A landmark coronavirus study found that the risk of transmission in classrooms is minimal, increasing pressure on the education minister to reopen schools fully.
Boris Johnson reportedly warned Gavin Williamson that his head would be on the chopping block when the students are out of class next month.
The Prime Minister said teaching resumption was a "national priority" and "critical" to the health and well-being of students.
State Sage advisor Professor Russell Viner has also stressed that reopening schools is "imperative" and outlined the scientific case.
"A new study conducted in UK schools confirms that there is little evidence that the virus is transmitted in schools," he told the Sunday Times.
“This is some of the greatest data you will ever find on schools. The UK has done very well in terms of data collection in schools. & # 39;
Prof. Viner, also president of the Royal College of Pediatrics and Child Health, said closing schools would further affect academic performance and the mental health of young people.
He insisted that schools reopening was non-negotiable and followed Chief Medical Officer Prof. Chris Whitty to suggest that activities like visiting the pub might have to be sacrificed as a compromise.
Education Secretary Gavin Williamson is under pressure to keep the Prime Minister's promise and "his head will be on the chopping block" if he doesn't succeed
The Public Health England study, which will be published later this year, tested more than 20,000 students and 100 teachers.
It is hoped to allay concerns expressed by cautious teacher unions who foiled initial attempts by ministers to resume classes for fear of staff contracting the virus.
The reopening of schools has been a sensitive issue so far as union bosses who were accused last night of not picking after the publication of a comprehensive list of 200 safety requirements had resisted.
But the Prime Minister has threatened Mr Williamson with the sack if, according to the Sunday Times, he fails to reopen schools in September.
Mr Johnson today announced the resumption of classes as a "moral duty" and "critical" to the well-being of students, their health and their future.

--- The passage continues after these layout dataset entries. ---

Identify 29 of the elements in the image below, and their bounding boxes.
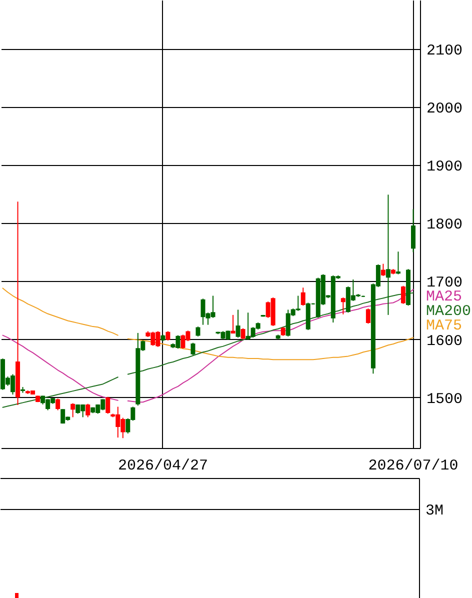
y-tick-label: 2100: [426, 42, 463, 60]
candlestick: [240, 328, 246, 340]
y-tick-label: 1600: [426, 332, 463, 350]
y-tick-label: 1800: [426, 216, 463, 234]
candlestick: [70, 402, 76, 418]
candlestick: [400, 285, 406, 304]
candlestick: [366, 308, 370, 324]
y-tick-label: 2000: [426, 100, 463, 118]
candlestick: [410, 208, 416, 253]
candlestick: [236, 309, 240, 338]
candlestick: [300, 287, 306, 306]
candlestick: [166, 330, 170, 342]
y-tick-label: 3M: [426, 502, 444, 520]
candlestick: [86, 403, 90, 418]
series-label: MA75: [426, 318, 462, 335]
candlestick: [386, 194, 390, 316]
candlestick: [380, 263, 386, 277]
x-tick-label: 2026/04/27: [118, 458, 208, 474]
candlestick: [106, 396, 110, 414]
candlestick: [196, 326, 200, 337]
candlestick: [396, 251, 400, 275]
x-tick-label: 2026/07/10: [368, 458, 458, 474]
series-label: MA200: [426, 302, 472, 320]
candlestick: [190, 342, 196, 356]
candlestick: [230, 314, 236, 334]
y-tick-label: 1500: [426, 390, 463, 408]
candlestick: [340, 297, 346, 315]
candlestick: [56, 398, 60, 411]
y-tick-label: 1900: [426, 158, 463, 176]
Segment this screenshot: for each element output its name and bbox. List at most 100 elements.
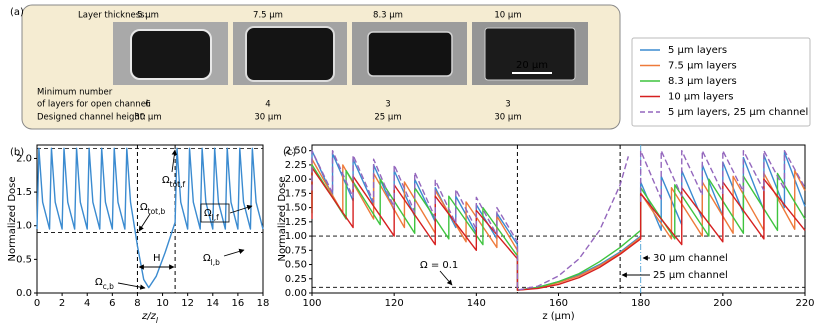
annotation-main: 30 μm channel <box>653 253 728 264</box>
x-axis-label-main: z (μm) <box>542 311 574 322</box>
annotation-arrow <box>171 149 178 173</box>
row-label: of layers for open channel: <box>37 100 151 110</box>
legend-label: 7.5 μm layers <box>668 61 737 72</box>
y-tick-label: 2.0 <box>16 153 32 164</box>
y-tick-label: 0.50 <box>285 260 307 271</box>
plot-frame <box>311 144 806 294</box>
annotation: 25 μm channel <box>653 270 728 281</box>
annotation-sub: l,f <box>212 213 219 222</box>
x-tick-label: 8 <box>134 298 140 309</box>
annotation-arrow <box>223 248 245 257</box>
layer-thickness: 10 μm <box>494 11 521 21</box>
annotation-sub: l,b <box>211 258 220 267</box>
annotation: H <box>153 253 161 264</box>
x-tick-label: 120 <box>385 298 404 309</box>
legend-box <box>631 37 811 127</box>
x-tick-label: 160 <box>549 298 568 309</box>
x-tick-label: 16 <box>232 298 245 309</box>
annotation-main: Ω = 0.1 <box>420 260 458 271</box>
y-tick-label: 1.75 <box>285 188 307 199</box>
channel-height: 30 μm <box>494 113 521 123</box>
annotation-sub: tot,f <box>170 180 186 189</box>
row-label: Minimum number <box>37 88 113 98</box>
y-tick-label: 0.00 <box>285 288 307 299</box>
annotation-arrow <box>439 270 453 286</box>
x-tick-label: 140 <box>467 298 486 309</box>
annotation-arrow <box>229 204 253 214</box>
channel-height: 30 μm <box>254 113 281 123</box>
channel-height: 30 μm <box>134 113 161 123</box>
y-tick-label: 0.25 <box>285 274 307 285</box>
annotation: Ωc,b <box>95 277 114 291</box>
annotation: Ωl,b <box>203 253 220 267</box>
y-tick-label: 1.5 <box>16 187 32 198</box>
micrograph <box>352 22 467 85</box>
x-tick-label: 12 <box>181 298 194 309</box>
layer-thickness: 8.3 μm <box>373 11 403 21</box>
x-tick-label: 0 <box>34 298 40 309</box>
annotation-main: Ω <box>203 253 211 264</box>
row-label: Designed channel height: <box>37 113 146 123</box>
y-tick-label: 0.0 <box>16 288 32 299</box>
row-label: Layer thickness: <box>78 11 147 21</box>
data-line <box>311 158 806 291</box>
x-tick-label: 180 <box>631 298 650 309</box>
annotation-main: Ω <box>162 175 170 186</box>
x-tick-label: 10 <box>156 298 169 309</box>
legend-label: 10 μm layers <box>668 92 733 103</box>
annotation: Ωtot,b <box>140 202 166 216</box>
data-line <box>36 147 264 289</box>
min-layers: 3 <box>385 100 390 110</box>
panel-label: (c) <box>283 147 296 158</box>
legend-label: 5 μm layers <box>668 45 727 56</box>
annotation-main: 25 μm channel <box>653 270 728 281</box>
legend-label: 8.3 μm layers <box>668 76 737 87</box>
min-layers: 3 <box>505 100 510 110</box>
annotation-box <box>200 203 230 223</box>
annotation: 30 μm channel <box>653 253 728 264</box>
layer-thickness: 7.5 μm <box>253 11 283 21</box>
min-layers: 6 <box>145 100 150 110</box>
annotation: Ωl,f <box>204 208 219 222</box>
annotation-sub: tot,b <box>148 207 166 216</box>
y-tick-label: 1.50 <box>285 203 307 214</box>
annotation-arrow <box>117 282 146 290</box>
x-tick-label: 2 <box>59 298 65 309</box>
y-tick-label: 1.0 <box>16 221 32 232</box>
y-tick-label: 2.00 <box>285 174 307 185</box>
min-layers: 4 <box>265 100 270 110</box>
data-line <box>311 149 806 291</box>
panel-label: (a) <box>10 7 24 18</box>
x-axis-label-sub: l <box>156 316 159 324</box>
channel-height: 25 μm <box>374 113 401 123</box>
x-tick-label: 6 <box>109 298 115 309</box>
y-tick-label: 2.25 <box>285 160 307 171</box>
y-tick-label: 1.25 <box>285 217 307 228</box>
annotation-main: Ω <box>140 202 148 213</box>
annotation-arrow <box>138 213 151 232</box>
data-line <box>311 167 806 291</box>
annotation-main: Ω <box>204 208 212 219</box>
data-line <box>311 164 806 291</box>
micrograph <box>113 22 228 85</box>
annotation-main: H <box>153 253 161 264</box>
y-tick-label: 1.00 <box>285 231 307 242</box>
panel-label: (b) <box>10 147 24 158</box>
y-tick-label: 0.5 <box>16 254 32 265</box>
y-tick-label: 0.75 <box>285 245 307 256</box>
annotation-main: Ω <box>95 277 103 288</box>
legend-label: 5 μm layers, 25 μm channel <box>668 107 808 118</box>
x-tick-label: 100 <box>302 298 321 309</box>
annotation: Ω = 0.1 <box>420 260 458 271</box>
layer-thickness: 5 μm <box>137 11 159 21</box>
x-tick-label: 200 <box>713 298 732 309</box>
x-tick-label: 220 <box>795 298 814 309</box>
x-axis-label: z (μm) <box>542 311 574 322</box>
x-axis-label: z/zl <box>141 311 159 324</box>
x-axis-label-main: z/z <box>141 311 157 322</box>
data-line <box>311 149 806 291</box>
annotation: Ωtot,f <box>162 175 186 189</box>
y-tick-label: 2.50 <box>285 146 307 157</box>
micrograph <box>233 22 347 85</box>
micrograph <box>472 22 588 85</box>
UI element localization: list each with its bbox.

Boris Johnson has said getting children back to school is a national priority (as pictured during a visit to Discovery School in Kings Hill last month).
On Sunday he wrote in the mail: “The education of our children is crucial for their well-being, their health and for their future.
“That's why getting all students back to school in September is a national priority.
The message I have given to ministers and officials is: We can do it – and we will do it. Social justice demands it. & # 39;
Ministers stand ready to lock the horns with union bosses who have revealed a list of demands whether teachers should return next month.
Dr. Mary Bousted, head of the National Education Union, urged schools to ignore the government's "threatening noises" and refuse to reopen if they consider it unsafe.
The National Education Union has urged its 450,000 teachers to "escalate" action if their schools fail to comply with their 200-person Covid-safe checklist.
Demands included assurances that the work day will not be extended, children waiting to be picked up to remain isolated, and support from staff suffering from workload anxiety.
The chairman of the selected education committee, Robert Halfon MP, answered the demands last night and told the Sonne on Sunday: "It is unbelievable that none of these 200 questions ask the most important of all – what is best for the children?"
Leading scientist Professor Russell Viner, President of the Royal College of Pediatrics and Child Health and a member of Sage, said: “A new study conducted in UK schools confirms that there is very little evidence that the virus is in schools is transmitted
Many parents were upset after schools told them they would only teach their children until lunchtime for at least one day of the week as they needed time to implement additional safety requirements such as deep cleaning and staggered break times.
The Prime Minister stressed the importance of getting all children back to school in September during a series of Meetings # 10 last week, and stressed his expectation that education should be "the very last sector" that prompted being forced to close at local locks – with businesses such as shops, pubs and restaurants being forced to close first.
He spoke of the "uplifting sight … when millions of parents took on the challenge of raising their children" under the added pressure of the lockdown, but said this must come to an end.